The New Exchange

You are not logged in. Would you like to login or register?



4/30/2016 6:03 am  #1


The Festival of Sant'Efisio

The Festival of Sant'Efisio

In the year 1652 a terrible plague washed over Sardinia; over half of Cagliari's population had been felled by the disease. Those who remained desperately called upon the martyred saint Efisio di Elia to deliver them from this plague.

Efisio, it is said, had come to Sardinia as the commander of a Roman army sent to suppress the Christian community. After having a vision that changed his life, Efisio gave up his post and converted to Christianity, an act for which he was imprisoned in Calgiari and eventually beheaded on the beach in Nora, the ancient Roman town near modern Pula.

The year was 303.

After calling upon Efisio, the plague subsided. The people promised to pay homage to the saint once a year, pulling a statue of Sant'Efisio in procession from Cagliari to Nora and back, a trip that takes four days.

The people haven't forgotten their promise. The festival is celebrated each year starting on May 1, a holiday in Italy and the traditional "thanksgiving" day in Sardinia. 

It is one of the most colorful festivals in Sardinia, a place that is known for colorful festivals and parades. In 2013, over 3000 people paraded in traditional costumes you see in the pictures, some of them, like the contingent from the town of Cabras, were barefoot. In addition, there were horses, traditional ox-driven carts, players of Sardinian pipes called launeddas, and of course the simulacrum (likeness, in this case a statue) of Sant'Efisio in his golden cart drawn by specially bred oxen down a path spread with rose pedals in the main port street of Cagliari.

It's quite an amazing festival to witness, as you will see attached photos.

Each city and town has its own version of traditional costume, so you can recognize where a person comes from upon seeing how they're dressed. Lace or embroidery may be included, if the people in that town were known for such arts.

Still today, flax is grown for the linen used in some costumes.

The jewelry is important as well. Rich women had, of course, gold jewelry, less rich and you wore silver, then, if fortune had eluded you, you resorted to lesser metals.

While the folks parade down the street towards the Port of Cagliari, they often sing songs and hymns.











[img]http://cartolinesardegna.esy.es/Foto/Sant'efisio%203.jpg[/img]


Sardinia is the second-largest island in the Mediterranean, characterized by a jagged and rocky coastline, interspersed with stunning beaches of very fine sand. The past fifty years have seen Sardinia become a hotspot for tourism, with La Costa Smeralda in the northern area becoming a favorite retreat of Italian celebrities. The Sardinian coast may be dedicated to tourism, but the interior belongs to native Sardinians who still hold onto their customs, food and unique language (a form of classical Latin that is considered an official language). Sardinia is one of the most ancient lands in Europe, visited by man in the Palaeolithic period but inhabited permanently much later in the Neolithic age, around 6000 B.C.
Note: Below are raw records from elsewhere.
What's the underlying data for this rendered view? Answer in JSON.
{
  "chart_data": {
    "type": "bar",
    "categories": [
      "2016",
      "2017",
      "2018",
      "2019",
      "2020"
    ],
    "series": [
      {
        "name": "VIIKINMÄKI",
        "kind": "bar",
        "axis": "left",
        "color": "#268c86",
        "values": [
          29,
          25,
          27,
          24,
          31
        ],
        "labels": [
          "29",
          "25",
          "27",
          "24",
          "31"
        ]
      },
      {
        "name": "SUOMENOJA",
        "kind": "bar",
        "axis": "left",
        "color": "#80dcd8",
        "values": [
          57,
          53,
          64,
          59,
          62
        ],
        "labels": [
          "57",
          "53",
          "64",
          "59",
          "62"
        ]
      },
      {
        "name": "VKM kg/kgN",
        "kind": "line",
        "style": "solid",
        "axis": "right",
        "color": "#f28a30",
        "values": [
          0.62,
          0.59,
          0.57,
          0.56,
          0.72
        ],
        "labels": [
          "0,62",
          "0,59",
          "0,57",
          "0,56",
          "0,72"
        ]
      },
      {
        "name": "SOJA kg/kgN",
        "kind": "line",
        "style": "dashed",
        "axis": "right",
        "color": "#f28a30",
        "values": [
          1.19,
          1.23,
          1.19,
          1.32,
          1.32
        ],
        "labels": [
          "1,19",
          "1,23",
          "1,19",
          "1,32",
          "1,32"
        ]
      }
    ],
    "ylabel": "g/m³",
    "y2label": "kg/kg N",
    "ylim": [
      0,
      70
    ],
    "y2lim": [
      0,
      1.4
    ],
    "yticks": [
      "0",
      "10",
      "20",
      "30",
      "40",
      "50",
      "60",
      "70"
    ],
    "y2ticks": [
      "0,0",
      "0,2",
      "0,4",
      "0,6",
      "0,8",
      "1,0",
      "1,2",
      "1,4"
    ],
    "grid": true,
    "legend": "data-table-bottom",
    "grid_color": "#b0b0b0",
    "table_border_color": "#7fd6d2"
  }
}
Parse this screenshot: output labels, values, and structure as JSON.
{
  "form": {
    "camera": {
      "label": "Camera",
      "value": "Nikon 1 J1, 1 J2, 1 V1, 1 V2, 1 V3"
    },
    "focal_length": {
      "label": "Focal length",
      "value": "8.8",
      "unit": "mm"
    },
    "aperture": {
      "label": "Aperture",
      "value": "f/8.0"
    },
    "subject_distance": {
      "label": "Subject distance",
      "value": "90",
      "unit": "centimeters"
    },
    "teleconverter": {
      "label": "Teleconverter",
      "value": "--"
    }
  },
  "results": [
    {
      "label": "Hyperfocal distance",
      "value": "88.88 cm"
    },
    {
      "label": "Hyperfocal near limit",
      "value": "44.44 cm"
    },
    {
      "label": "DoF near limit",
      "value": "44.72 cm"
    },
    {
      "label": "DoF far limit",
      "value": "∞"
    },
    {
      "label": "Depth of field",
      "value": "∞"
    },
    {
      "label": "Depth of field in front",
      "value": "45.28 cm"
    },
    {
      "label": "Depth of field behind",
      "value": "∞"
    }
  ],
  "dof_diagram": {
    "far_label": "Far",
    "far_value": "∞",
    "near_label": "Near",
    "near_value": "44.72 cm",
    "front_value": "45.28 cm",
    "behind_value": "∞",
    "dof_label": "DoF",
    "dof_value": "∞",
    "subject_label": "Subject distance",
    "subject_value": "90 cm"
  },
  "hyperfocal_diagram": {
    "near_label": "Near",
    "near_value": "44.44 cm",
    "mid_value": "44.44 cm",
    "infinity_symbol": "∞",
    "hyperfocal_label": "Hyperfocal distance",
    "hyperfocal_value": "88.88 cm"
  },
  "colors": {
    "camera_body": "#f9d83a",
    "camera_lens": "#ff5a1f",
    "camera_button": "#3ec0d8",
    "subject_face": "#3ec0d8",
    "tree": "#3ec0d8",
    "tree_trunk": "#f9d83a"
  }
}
The traditional cuisine of Sardinia was in some ways a contradiction: an island civilization that did not utilize seafood in its diet. Since Sardinia’s coast has always been victim to invasion, the Sardinian people found refuge in the mountains. Therefore, the traditional foods of Sardinia were always more influenced by the land than the sea. Today, much has changed and now seafood has been embraced by Sardinians, no longer having to fear invaders or pirates. Spicy fish soups called Burrida and Cassola, along with lobsters, crabs, anchovies, squid, clams and fresh sardines with Sardinians.

The Sardinian interior produces some of the best lamb in all of Italy and it is known for being very lean. Sardinians enjoy their meats roasted and suckling pig or kidis a favorite roasted outdoors over aromatic woods.

Sardinia is a major exporter of cheese and the main exports are cavallo cheese (a type of caciocavallo) and salso cheese (a salted sheep’s cheese like pecorino cheese).

The classic pasta of the island is called malloreddus. This Sardinian pasta is very similar to gnocchetti, or cavatelli  . It is often flavored with saffron, and the local sheep’s milk cheese.


We live in a time in which decent and otherwise sensible people are surrendering too easily to the hectoring of morons or extremists.